The Company recorded intangible assets related to the acquisition based on estimated fair value, which consisted of the following:
Useful Lives
(Years)
Acquired Value
Customer relationships
10$14,400 
Trade name
63,300 
Total intangible assets
$17,700 

Other liabilities assumed consisted primarily of warranty reserves and deferred revenue. The long-term warranty reserves are primarily based on historical failure rates, costs to repair or replace the product, and any necessary shipping costs, which are considered to approximate the fair value of the remaining obligation. Deferred revenue was recorded at fair value, resulting in a cumulative balance for the acquisition of $883 in accrued liabilities and $586 in other liabilities.

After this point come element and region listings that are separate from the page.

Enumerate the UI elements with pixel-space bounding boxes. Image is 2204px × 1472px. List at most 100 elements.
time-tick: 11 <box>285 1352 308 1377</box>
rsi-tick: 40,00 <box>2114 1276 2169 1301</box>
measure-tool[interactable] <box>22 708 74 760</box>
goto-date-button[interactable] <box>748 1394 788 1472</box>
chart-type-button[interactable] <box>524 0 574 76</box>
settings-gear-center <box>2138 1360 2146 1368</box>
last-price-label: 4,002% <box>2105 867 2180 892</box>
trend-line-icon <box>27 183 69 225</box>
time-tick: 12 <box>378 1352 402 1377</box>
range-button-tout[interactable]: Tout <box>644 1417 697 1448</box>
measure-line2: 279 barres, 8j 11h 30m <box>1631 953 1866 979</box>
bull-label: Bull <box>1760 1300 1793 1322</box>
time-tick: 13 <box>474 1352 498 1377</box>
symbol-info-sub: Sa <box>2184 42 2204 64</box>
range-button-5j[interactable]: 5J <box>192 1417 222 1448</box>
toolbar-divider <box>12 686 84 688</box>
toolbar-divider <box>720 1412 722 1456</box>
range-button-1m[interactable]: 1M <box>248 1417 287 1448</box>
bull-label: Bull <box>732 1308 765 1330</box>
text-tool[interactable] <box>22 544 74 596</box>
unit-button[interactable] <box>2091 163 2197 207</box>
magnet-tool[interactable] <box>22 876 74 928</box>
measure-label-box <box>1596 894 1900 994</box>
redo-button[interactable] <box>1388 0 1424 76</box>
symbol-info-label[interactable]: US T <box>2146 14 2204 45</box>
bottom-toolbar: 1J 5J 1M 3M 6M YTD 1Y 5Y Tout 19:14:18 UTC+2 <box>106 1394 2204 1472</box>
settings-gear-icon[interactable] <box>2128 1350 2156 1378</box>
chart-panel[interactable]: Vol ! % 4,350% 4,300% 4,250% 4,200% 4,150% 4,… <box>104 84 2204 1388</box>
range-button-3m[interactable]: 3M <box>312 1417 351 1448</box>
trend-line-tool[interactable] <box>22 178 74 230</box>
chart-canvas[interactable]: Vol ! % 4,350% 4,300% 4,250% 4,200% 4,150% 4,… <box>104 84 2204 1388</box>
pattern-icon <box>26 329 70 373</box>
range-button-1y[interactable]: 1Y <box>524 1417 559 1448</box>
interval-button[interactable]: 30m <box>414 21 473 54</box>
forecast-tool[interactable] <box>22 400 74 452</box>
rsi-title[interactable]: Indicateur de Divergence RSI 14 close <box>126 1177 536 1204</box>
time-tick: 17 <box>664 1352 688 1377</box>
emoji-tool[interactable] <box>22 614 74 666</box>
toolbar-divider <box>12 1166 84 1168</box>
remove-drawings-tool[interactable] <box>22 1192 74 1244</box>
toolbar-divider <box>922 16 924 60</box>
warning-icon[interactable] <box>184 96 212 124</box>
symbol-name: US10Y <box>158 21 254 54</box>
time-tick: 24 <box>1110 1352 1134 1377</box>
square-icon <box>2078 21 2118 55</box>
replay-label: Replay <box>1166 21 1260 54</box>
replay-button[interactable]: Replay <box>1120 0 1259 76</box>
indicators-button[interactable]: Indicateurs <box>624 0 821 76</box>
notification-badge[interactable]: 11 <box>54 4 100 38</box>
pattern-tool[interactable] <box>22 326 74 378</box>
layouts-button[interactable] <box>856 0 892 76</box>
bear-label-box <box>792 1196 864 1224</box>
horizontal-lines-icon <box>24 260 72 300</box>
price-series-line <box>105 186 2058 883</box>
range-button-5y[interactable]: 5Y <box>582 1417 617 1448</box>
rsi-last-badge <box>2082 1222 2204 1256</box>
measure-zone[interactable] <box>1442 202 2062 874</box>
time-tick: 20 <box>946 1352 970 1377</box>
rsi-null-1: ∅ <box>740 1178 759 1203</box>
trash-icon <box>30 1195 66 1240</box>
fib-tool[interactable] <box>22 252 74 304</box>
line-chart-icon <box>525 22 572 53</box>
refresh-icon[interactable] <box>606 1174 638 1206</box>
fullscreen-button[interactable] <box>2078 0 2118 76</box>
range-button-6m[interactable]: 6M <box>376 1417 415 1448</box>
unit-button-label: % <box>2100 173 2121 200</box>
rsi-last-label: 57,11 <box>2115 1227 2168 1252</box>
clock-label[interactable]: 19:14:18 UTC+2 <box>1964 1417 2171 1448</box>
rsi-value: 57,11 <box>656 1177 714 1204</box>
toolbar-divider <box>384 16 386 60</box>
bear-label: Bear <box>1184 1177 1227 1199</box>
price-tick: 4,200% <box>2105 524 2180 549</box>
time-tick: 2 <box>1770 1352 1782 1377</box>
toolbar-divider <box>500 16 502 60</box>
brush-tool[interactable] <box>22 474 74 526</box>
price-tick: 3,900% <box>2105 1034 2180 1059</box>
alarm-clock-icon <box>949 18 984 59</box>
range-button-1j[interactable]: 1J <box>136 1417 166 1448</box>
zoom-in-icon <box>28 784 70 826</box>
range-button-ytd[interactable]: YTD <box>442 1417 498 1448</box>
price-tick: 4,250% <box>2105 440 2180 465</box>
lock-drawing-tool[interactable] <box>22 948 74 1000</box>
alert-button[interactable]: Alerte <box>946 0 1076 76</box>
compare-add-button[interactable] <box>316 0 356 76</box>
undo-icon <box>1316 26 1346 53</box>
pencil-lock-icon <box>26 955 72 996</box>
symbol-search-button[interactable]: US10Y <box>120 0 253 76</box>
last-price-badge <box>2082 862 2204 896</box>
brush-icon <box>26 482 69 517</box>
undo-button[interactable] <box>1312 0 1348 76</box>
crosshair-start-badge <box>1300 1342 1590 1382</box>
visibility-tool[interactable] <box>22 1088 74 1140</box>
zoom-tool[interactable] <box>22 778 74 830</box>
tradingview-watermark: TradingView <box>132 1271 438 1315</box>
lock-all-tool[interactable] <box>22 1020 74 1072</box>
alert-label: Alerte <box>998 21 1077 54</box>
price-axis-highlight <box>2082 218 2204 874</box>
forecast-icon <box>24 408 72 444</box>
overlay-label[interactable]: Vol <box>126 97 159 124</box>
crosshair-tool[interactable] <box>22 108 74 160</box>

The Company recognized $197 of transaction-related expenses for the year ended December 31, 2021, consisting primarily of advisory, legal, and other professional fees related to the acquisition. These transaction-related expenses were incurred by and for the benefit of the Company, and were included in selling, general, and administrative expenses in the consolidated statements of operations.

Pro forma financial information related to the Clare and Staub acquisitions in 2022 and the Access Networks acquisition in 2021 has not been provided as it is not material to the Company’s consolidated results of operations. The results of operations of the acquisitions are included in the Company’s consolidated results of operations from the date of acquisition and were not significant for the years ended December 30, 2022 and December 31, 2021, respectively.